In truth, we have two mothers. One, our biological mother, who birthed us into this world. Her physical body created our physical body and our dna. Two, our cosmical mother, who we share our soul essence with, the Pachamama. Our birth mother is a human being like us, having her own human life experience and often carrying personal wounding and suffering from this lifetime. The Pachamama on the other hand, is the pure, eternal energy of the feminine Mother. She is the moist, damp soil, the flowers and plants. She is our Earth Mother and her energy flows within our bodies as the divine feminine.
In many indigenous cultures, it is understood that the role of birth mother is to care for our physical body and the role of cosmic mother is to care for our energy body. We need the combination of these connections flowing in our lives from infancy to be well.
My original wounding was with my birth mother, a relationship that has been complex and challenging. My memories during infancy were feeling, I was unworthy of my Mothers love. Her stories have always been different than my memories, for she has said, the day you were born was the best day of my life. But in my being, this never felt like my truth. What was missing? This exact question is what set me onto a path of searching for my truth.
In many ways, I feel my mother believed that having me would heal the broken parts of herself, and in some ways it has. For we are each others greatest teachers in this lifetime. Yet, as a baby, and a child, I was often lost in an abyss, my soul path being put aside and my new mission failing, as I could not save my mother. This followed me my whole life, this role I had taken on, trying to mother my Mother. Because of this I often felt parts of my childhood were lost and many memories were consciously blocked.
In my adolescent years I continued to struggle in our relationship. Being in her presence brought me tremendous anger and beneath this, grief. I learned that because of the emotional pain and experiences during my infancy and childhood, I never wanted to be a Mother. The thought of being a mother was actually terrifying. But this was only on the outside. In the inside, I was able to see especially during plant medicine ceremony, that my soul longed to be a mother in this lifetime. This was in fact my life's work, to heal this part of myself. The fears I once carried have passed with my healing. For the past decade, I have dedicated my life to healing the feminine within me and my feminine lineage. I have done this through deepening my connection with Mother Earth and angelic feminine forces.
When I look over my life, I see that the moments of deep healing always happen for me in Peru. I know that when the land calls me back, there is more work to do. I follow this call for as a healer, I have dedicated my life to healing myself and supporting the healing of others. Returning to Peru these past years, the truth surfaced as I saw myself as an infant and the vibrational pattern I carried for many years - looking outside of myself for love.
A great gift I received was my sister birthing her daughter, my niece Mae. It was through her birth that everything came full circle. I remember one of the first times I held Mae in her room, singing mantras in Sanskrit while she was sleeping in my arms. I remember saying to her, I love you, thank you for coming, for blessing my life, you are truly a miracle from Spirit. A few moments later her spirit spoke to me, I chose you as my aunt to help you heal yourself. With her birth has come a new wave of healing, especially witnessing the sacred relationship between mother and baby. It has taken many years, and our relationship is by no means perfect, but I deeply love my mother, for the beautiful soul she is and for her courage to bring me into this world. This is what I’ve learned,
The role of Mother is to reflect back to the baby the love that lives within its being. When these capacities are built during infancy, the baby will grow knowing that divine love lives inside of him/her.

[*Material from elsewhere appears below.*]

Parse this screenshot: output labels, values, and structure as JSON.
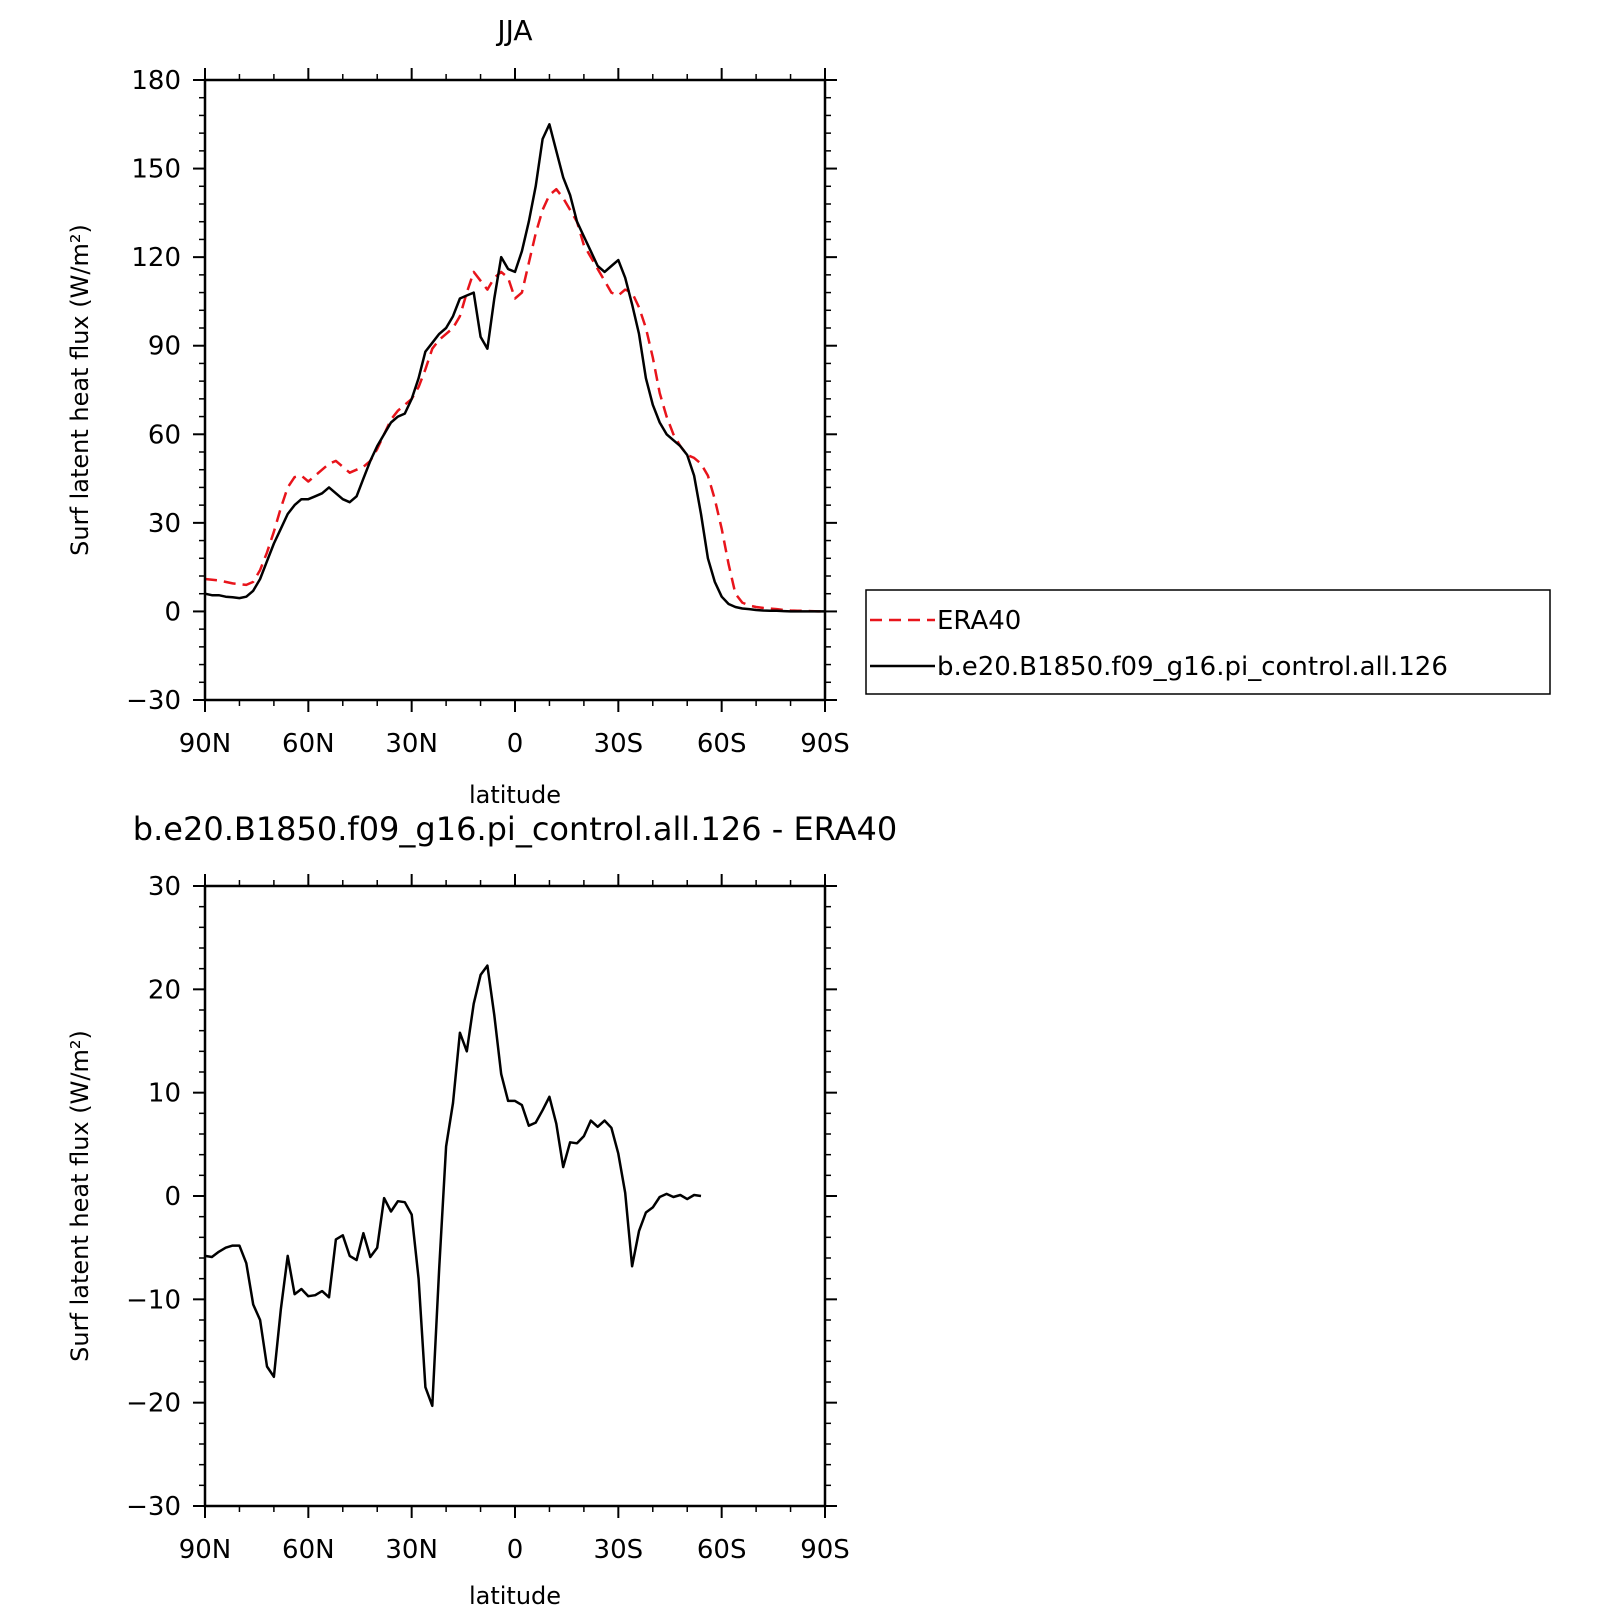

As a triple Earth sign (Sun in Virgo, Moon in Taurus, Ascendant in Capricorn) I was born carrying the medicine of the Earth. For this reason my path has blossomed into that of a Curandera, a healer who heals through her connection with the Earthly plants and with the Spirit forces of the Cosmic Mother. All of the therapies I have used for my personal healing I share in my Individual Sessions and Womb Healing Ceremonies. There are cleansings to heal your lineage, practices to deepen your connection with Mother Earth, using plants and flowers to bless your subtle body, and meditations for forgiveness and healing your heart. Healing is possible and above all, we must always have faith.